Though epidemics have become less frequent, studies have found that hospital admission and discharge rates for infectious diseases have increased since at least the 1980s. This counters the prevailing wisdom that these diseases have become less of a burden. Because of air travel, New Zealand is no longer an isolated country and has become affected by more diseases as they spread through the world; notably HIV/AIDS, SARS (seasonal acute respiratory syndrome) and influenza. The 2009 influenza A (H1N1 – generally known as swine flu) pandemic caused more than 3,000 cases and 20 deaths in New Zealand. Despite improved uptake of annual influenza vaccination, seasonal influenza epidemics continue to have an impact, especially on older people. On average, about 40 deaths are linked to influenza each year. The 2020 COVID-19 coronavirus pandemic was characterised by influenza-like symptoms and also affected older people disproportionately.
Meningococcal disease is a bacterial disease. It causes meningitis (an inflammation of the protective membranes covering the brain and spinal cord) and septicaemia (blood poisoning). Severe infections can cause shock, coma and death within a few hours if not treated quickly with antibiotics. Meningococcal disease can have serious long-term effects for survivors, including deafness and epilepsy.
An outbreak of meningococcal group A in Auckland in 1985–86 was controlled by mass immunisation. Meningococcal disease reached epidemic proportions in the 1990s and early 2000s.
A new group B epidemic started in 1991 – 78 cases were recorded then, compared to an average of 51 per year (1.5 cases per 100,000 people) prior to this – and quickly became a major outbreak.
The highest infection rates were among Māori and Pacific Island children under five years of age. The upper North Island was the most affected, particularly Northland, Auckland and Rotorua. The epidemic peaked in 2001 with 650 cases (17.4 cases per 100,000 people), and 252 deaths were attributed to meningococcal disease between 1991 and 2007.
In 2005 scientist Jeanette Adu-Bobie fell ill with meningococcal septicaemia caused by meningococcal B after working in an Environmental Science and Research (ESR) laboratory in Porirua. She had both legs, her left arm and the fingers on her right hand amputated to save her life. Initially, ESR said they could find no link between her workplace and her illness. However, later reports concluded that it was highly likely that this is where Dr Adu-Bobie caught the disease. She received compensation of $117,000.

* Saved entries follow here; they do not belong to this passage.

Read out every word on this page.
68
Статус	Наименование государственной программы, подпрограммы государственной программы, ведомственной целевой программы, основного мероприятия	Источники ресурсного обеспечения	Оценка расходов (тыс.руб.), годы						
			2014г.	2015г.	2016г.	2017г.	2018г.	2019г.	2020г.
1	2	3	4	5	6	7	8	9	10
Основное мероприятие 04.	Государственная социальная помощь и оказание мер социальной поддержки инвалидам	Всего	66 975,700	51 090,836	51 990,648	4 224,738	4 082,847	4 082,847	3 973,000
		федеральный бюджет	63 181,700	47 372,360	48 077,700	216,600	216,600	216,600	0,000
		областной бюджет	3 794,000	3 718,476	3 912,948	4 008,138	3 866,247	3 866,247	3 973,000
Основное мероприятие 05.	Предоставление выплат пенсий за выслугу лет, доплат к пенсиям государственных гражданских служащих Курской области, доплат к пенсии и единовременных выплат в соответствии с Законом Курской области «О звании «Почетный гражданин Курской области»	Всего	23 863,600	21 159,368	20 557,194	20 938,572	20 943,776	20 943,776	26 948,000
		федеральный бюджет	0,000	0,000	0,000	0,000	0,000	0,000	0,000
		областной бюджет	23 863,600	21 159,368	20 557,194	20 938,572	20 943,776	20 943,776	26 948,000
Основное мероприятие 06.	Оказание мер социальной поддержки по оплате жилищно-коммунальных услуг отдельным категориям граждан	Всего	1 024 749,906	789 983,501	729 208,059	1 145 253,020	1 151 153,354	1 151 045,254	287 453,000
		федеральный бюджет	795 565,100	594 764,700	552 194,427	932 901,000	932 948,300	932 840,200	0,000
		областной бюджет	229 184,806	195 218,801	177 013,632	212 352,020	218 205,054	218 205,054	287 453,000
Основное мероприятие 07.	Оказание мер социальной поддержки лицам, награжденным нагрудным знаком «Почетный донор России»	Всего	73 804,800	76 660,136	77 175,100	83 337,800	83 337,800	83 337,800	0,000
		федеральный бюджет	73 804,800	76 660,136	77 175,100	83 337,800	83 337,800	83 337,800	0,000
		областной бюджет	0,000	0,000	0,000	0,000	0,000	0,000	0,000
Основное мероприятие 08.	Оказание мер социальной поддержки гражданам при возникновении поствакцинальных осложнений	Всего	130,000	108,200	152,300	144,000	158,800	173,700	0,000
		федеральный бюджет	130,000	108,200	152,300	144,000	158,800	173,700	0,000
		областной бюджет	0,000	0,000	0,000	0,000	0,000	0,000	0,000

A new vaccine developed specifically for the New Zealand strain of meningococcal group B was introduced in 2004. More than 1.1 million children and young adults were immunised. This was one of New Zealand’s largest mass-immunisation campaigns and involved schools, primary health care providers and district health boards. It cost over $200 million. Reported cases declined from 342 in 2004 to 105 (1.7 per 100,000) in 2007, by which time the epidemic was regarded as controlled.
In the 21st century the Ministry of Health developed new vaccination programmes to protect future generations from highly prevalent viruses that were associated with particular health risks. In 2008 it introduced a programme that made vaccination against the HPV (Human Papillomavirus) available to young women born in 1990 and 1991. This was directed at protecting girls from the sexually transmitted HPV virus before they became sexually active. HPV has been linked to carcinoma of the cervix and invasive cancer. In 2017 this vaccine became free to everyone aged 9–26. Those under 15 receive two doses of the vaccine, six months apart. HPV virus has also been linked to increased risk of cancers of the mouth and tongue.